Eyewitness recalls ‘Night of Broken Glass’
Fred Heyman still remembers walking to school in Berlin the morning after Kristallnacht and feeling the shattered glass from vandalized Jewish shops under his feet.
As a nine-year-old, he said, he had a child’s reaction: “I was grateful my parents didn’t own a store because I would have had to help them clean it up,” said Heyman. Kristallnacht was a series of brutal attacks across Germany and Austria on Nov. 9-10, 1938, during which synagogues were torched, Jewish businesses looted, and Jews were murdered or hauled off to concentration camps. The “Night of Broken Glass” is commonly regarded as the start of the Holocaust.
Heyman spoke Nov. 10 during the 75th anniversary commemoration at Highland Park Conservative Temple-Congregation Anshe Emeth.

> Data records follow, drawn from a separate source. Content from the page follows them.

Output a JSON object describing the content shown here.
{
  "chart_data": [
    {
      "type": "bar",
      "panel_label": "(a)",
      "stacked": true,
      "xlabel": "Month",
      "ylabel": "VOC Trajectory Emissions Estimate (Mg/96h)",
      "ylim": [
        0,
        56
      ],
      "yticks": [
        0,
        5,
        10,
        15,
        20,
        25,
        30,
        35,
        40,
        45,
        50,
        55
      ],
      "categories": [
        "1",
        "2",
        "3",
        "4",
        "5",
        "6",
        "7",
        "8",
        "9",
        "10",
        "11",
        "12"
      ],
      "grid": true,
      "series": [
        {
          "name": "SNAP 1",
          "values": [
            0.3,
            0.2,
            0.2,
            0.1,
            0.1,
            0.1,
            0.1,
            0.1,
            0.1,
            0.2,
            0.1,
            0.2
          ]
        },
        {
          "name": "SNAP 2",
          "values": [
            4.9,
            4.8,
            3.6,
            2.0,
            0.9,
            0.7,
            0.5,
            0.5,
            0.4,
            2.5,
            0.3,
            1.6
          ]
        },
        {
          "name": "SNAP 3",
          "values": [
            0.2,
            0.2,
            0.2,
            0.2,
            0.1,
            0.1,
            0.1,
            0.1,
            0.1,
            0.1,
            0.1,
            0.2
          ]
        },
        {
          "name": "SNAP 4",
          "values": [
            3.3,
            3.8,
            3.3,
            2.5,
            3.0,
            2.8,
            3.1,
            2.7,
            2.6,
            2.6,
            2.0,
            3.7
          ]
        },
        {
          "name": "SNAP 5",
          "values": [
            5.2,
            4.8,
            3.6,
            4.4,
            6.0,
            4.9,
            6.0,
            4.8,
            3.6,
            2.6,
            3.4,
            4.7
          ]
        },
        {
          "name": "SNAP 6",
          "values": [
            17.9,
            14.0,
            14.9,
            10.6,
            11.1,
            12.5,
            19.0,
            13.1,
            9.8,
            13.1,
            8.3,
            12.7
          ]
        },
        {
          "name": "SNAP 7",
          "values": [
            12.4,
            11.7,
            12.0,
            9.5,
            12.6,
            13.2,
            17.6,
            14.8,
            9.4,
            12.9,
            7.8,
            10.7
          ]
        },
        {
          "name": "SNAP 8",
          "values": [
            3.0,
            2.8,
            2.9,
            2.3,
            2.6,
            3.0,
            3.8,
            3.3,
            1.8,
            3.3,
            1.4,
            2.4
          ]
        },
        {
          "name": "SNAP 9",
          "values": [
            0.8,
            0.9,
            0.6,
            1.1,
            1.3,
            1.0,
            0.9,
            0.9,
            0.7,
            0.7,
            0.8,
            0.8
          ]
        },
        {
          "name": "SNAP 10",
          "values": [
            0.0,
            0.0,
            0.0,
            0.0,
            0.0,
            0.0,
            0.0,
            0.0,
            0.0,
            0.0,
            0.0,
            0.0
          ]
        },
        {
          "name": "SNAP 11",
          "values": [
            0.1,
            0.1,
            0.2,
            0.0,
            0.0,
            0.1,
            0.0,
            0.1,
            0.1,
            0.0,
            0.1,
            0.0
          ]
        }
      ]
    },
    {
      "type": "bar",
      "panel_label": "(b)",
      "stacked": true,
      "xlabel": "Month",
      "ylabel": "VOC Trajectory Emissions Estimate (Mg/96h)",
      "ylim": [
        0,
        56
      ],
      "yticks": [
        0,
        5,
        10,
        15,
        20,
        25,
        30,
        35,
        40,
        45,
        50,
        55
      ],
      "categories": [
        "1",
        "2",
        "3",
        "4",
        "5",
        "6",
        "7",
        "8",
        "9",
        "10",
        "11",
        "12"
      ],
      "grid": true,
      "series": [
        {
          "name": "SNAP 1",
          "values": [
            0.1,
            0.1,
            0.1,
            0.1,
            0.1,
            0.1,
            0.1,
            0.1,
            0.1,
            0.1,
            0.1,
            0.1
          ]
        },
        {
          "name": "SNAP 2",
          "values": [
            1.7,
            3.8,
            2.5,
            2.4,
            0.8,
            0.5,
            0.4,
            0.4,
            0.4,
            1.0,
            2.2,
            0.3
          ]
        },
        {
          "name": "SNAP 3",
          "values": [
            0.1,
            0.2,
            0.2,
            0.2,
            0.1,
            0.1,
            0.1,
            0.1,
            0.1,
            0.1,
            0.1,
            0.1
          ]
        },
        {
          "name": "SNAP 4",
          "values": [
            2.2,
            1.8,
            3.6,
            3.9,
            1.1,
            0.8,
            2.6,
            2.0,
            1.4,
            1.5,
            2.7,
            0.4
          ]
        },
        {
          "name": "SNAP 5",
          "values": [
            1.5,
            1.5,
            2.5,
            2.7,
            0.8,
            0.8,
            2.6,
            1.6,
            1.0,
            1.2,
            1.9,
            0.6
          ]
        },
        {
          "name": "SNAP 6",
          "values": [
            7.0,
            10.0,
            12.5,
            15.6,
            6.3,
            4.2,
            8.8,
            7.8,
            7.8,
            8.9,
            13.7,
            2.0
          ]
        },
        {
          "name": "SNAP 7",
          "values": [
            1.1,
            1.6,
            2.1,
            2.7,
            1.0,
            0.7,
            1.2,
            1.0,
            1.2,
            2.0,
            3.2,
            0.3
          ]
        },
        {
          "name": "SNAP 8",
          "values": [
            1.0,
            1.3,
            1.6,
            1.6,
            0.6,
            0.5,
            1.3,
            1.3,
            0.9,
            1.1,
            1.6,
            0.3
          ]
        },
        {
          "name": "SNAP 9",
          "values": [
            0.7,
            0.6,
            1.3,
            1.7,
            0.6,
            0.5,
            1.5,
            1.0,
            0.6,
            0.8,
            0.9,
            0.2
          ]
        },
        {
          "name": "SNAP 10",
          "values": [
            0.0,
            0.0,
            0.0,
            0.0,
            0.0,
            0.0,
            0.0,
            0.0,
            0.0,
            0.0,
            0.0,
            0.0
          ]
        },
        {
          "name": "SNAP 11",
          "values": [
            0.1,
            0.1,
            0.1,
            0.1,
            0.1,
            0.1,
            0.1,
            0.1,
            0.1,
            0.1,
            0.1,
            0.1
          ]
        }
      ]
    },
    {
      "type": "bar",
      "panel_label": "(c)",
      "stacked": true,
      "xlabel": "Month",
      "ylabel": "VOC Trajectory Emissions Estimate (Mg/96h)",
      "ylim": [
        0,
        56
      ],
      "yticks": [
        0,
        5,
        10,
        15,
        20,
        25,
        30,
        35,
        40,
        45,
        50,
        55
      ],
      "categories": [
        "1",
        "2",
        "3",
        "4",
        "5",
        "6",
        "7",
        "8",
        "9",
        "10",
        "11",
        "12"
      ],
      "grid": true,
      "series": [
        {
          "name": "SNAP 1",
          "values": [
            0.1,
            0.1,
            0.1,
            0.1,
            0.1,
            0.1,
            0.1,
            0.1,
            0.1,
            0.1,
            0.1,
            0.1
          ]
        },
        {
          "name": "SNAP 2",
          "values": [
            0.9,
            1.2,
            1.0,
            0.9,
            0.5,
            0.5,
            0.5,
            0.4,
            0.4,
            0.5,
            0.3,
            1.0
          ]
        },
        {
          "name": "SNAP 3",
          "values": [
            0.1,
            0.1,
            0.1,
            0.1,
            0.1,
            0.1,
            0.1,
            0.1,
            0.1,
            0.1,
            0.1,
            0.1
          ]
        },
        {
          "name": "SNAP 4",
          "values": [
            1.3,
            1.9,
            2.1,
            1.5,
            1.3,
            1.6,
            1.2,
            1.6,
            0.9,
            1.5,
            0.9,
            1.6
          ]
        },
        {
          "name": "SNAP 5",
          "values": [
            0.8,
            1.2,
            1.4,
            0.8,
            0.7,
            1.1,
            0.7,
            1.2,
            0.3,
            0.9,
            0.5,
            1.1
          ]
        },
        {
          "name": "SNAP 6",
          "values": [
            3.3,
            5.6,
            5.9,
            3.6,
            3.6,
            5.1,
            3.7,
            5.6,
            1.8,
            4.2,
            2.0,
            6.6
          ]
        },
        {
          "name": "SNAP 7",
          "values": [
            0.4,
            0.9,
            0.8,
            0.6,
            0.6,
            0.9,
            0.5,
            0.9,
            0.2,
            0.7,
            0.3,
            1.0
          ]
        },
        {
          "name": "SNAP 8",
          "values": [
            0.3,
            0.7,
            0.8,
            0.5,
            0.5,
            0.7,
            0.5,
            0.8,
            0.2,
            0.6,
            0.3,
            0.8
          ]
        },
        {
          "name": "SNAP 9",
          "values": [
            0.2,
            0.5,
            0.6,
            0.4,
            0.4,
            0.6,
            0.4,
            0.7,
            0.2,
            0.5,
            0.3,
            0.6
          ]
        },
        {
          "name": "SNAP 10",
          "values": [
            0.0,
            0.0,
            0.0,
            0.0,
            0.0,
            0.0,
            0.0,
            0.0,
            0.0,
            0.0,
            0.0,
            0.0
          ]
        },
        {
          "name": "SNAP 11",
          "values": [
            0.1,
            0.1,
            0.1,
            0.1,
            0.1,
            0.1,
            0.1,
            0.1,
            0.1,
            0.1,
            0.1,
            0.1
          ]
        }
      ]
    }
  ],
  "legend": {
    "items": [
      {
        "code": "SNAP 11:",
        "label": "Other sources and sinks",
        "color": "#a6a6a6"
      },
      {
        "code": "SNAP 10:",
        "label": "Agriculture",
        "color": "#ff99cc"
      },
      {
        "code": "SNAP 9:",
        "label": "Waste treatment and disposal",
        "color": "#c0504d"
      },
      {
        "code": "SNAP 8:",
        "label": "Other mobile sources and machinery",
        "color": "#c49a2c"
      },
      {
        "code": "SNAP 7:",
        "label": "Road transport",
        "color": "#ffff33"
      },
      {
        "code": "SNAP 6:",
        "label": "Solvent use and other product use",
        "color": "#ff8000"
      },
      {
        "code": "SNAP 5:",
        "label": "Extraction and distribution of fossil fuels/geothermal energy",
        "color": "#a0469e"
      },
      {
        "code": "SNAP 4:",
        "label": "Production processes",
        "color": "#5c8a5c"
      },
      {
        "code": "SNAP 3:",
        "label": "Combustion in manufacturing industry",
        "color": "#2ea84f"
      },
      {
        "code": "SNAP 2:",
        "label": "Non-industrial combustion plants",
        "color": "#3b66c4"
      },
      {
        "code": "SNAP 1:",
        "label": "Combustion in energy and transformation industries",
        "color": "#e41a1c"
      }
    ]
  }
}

When he arrived at school the day after the attacks, Heyman said, he was told by a German policeman, “‘Go home, Jewish pig. There’s no school for you today.’”
As he walked back, he smelled smoke; excited at the thought of watching firemen in action, he walked in its direction. “As I came around the corner I could see my synagogue in flames,” he said. The firefighters, concerned only with protecting the surrounding buildings, watched it burn.
That would be the last time that Heyman would attend school in Germany. His parents hired tutors, two sisters, to teach their son. However, several weeks later, he went to their apartment, only to find that they were gone, turned in by a neighbor for teaching Jews.
For Heyman and his family, Germany’s transformation from democratic republic to the Third Reich was shocking. “Jews were accepted like they are in the United States,” said Heyman. All that changed after passage of the Nuremberg laws in 1933.
Soon Jews were forbidden from owning radios, going to the movies, or riding a bicycle, although Heyman openly flouted some rules.
He believes his family, who stayed in Berlin throughout the war, was saved both by luck and circumstance. His father was a decorated World War I veteran. His mother, who converted to Judaism when she married, was nonetheless regarded as a German national.
They survived waves of Allied bombing raids — Jews were forbidden to go into bomb shelters. His father was once arrested with a group of other intermarried Jewish men, but released after other German women joined the men’s wives in protest.
Once, hearing the Gestapo was on their way up, his mother had him go to bed early, telling the two Nazis at the door her son was sick in bed. The two men walked into his bedroom — one felt his forehead — and left, saying they would be back for the boy another time. They never returned.
In 1947, with the rest of his father’s family dead, the surviving Heymans came to the United States, finally settling in Milwaukee. After two years in high school, Heyman was drafted, became a radio operator, and was sent to Korea.
He attended the University of Wisconsin on the GI Bill and got a job with Bell Labs-AT&T, eventually being transferred to New Jersey, where he lives in Morristown.
Heyman married and has two children and three grandchildren. “My grandchildren have choices,” he said. “I never had choices.”